Jeunes diplômés handicapés : trouver du travail, mode d'emploi
Surmonter les préjugés, garder confiance en soi, apprivoiser le monde du travail... Pour un étudiant handicapé, l'insertion professionnelle est une course d'obstables. À l'occasion de la semaine pour l'emploi des handicapés (du 14 au 20 novembre 2016), on fait le point sur les dispositifs qui peuvent vous en faciliter l'accès.
Avec un handicap, comment accéder plus facilement à l'emploi ? Voici sept pistes à suivre.
1. Solliciter le service handicap de votre université
C'est le premier bon réflexe à avoir. "Les universités sont tenues de proposer, comme pour l'ensemble des étudiants, des mesures d'accompagnement professionnel des jeunes en situation de handicap", rappelle Zineb Rachedi, maître de conférences en sociologie à l'INS-HEA et directrice adjointe du Grhapes (Groupe de recherche sur le handicap, l’accessibilité et les pratiques éducatives et scolaires).

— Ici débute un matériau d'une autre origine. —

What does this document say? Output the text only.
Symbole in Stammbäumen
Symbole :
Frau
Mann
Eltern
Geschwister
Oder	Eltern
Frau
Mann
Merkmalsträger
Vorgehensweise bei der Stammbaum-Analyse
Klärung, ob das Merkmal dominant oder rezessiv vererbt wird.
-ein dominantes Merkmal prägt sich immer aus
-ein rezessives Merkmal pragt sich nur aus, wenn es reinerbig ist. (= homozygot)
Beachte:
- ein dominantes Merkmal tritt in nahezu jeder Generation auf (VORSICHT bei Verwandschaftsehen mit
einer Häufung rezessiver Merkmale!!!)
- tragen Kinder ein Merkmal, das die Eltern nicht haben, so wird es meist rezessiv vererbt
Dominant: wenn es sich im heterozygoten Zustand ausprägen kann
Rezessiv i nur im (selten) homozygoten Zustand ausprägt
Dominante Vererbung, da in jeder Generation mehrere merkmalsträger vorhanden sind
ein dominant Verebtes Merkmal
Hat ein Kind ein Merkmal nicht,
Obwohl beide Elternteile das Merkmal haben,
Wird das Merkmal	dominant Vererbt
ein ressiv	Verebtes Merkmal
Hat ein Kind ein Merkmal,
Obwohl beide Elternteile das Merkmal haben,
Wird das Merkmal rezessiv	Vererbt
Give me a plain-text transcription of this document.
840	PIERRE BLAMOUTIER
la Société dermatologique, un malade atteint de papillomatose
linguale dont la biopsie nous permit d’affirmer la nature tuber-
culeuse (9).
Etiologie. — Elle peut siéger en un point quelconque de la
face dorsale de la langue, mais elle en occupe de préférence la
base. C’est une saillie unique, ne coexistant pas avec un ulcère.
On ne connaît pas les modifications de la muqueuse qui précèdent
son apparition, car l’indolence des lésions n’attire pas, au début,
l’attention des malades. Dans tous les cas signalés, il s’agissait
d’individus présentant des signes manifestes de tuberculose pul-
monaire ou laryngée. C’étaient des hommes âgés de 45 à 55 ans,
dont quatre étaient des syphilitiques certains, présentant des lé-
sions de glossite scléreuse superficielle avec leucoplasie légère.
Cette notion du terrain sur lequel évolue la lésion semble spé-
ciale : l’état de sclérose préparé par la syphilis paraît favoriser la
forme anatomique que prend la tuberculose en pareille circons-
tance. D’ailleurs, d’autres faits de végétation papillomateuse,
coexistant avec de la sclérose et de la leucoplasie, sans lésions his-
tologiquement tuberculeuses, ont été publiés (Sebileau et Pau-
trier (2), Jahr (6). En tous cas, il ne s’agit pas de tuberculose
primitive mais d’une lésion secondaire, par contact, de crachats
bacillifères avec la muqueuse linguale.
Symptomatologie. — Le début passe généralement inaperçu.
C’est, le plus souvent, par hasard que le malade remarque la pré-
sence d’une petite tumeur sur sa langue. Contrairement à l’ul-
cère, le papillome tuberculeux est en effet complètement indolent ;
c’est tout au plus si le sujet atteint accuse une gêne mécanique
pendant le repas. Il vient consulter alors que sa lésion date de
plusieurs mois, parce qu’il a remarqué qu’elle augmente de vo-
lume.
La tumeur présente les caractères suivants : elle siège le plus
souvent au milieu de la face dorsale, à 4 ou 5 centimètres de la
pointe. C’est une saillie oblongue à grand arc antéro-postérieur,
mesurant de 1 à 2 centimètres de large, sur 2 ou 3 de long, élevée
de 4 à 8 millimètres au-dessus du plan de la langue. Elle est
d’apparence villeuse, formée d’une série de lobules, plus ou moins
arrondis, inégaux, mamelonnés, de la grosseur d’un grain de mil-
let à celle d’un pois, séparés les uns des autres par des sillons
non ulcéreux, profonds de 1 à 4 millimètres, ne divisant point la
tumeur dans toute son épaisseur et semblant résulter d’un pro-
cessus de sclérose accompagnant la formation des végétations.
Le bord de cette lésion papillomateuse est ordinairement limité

Le responsable accueil des étudiants handicapés de votre université est donc votre interlocuteur pour aplanir vos difficultés au quotidien. Au-delà des aides humaines et techniques, de l'aménagement de cursus et des conditions d'examens, il peut aussi vous accompagner vers votre entrée sur le marché du travail, en liaison avec le BAIP (bureau d'aide à l'insertion professionnelle). Pour trouver les coordonnées de ce responsable dans votre établissement, rendez-vous sur le site Handi-U.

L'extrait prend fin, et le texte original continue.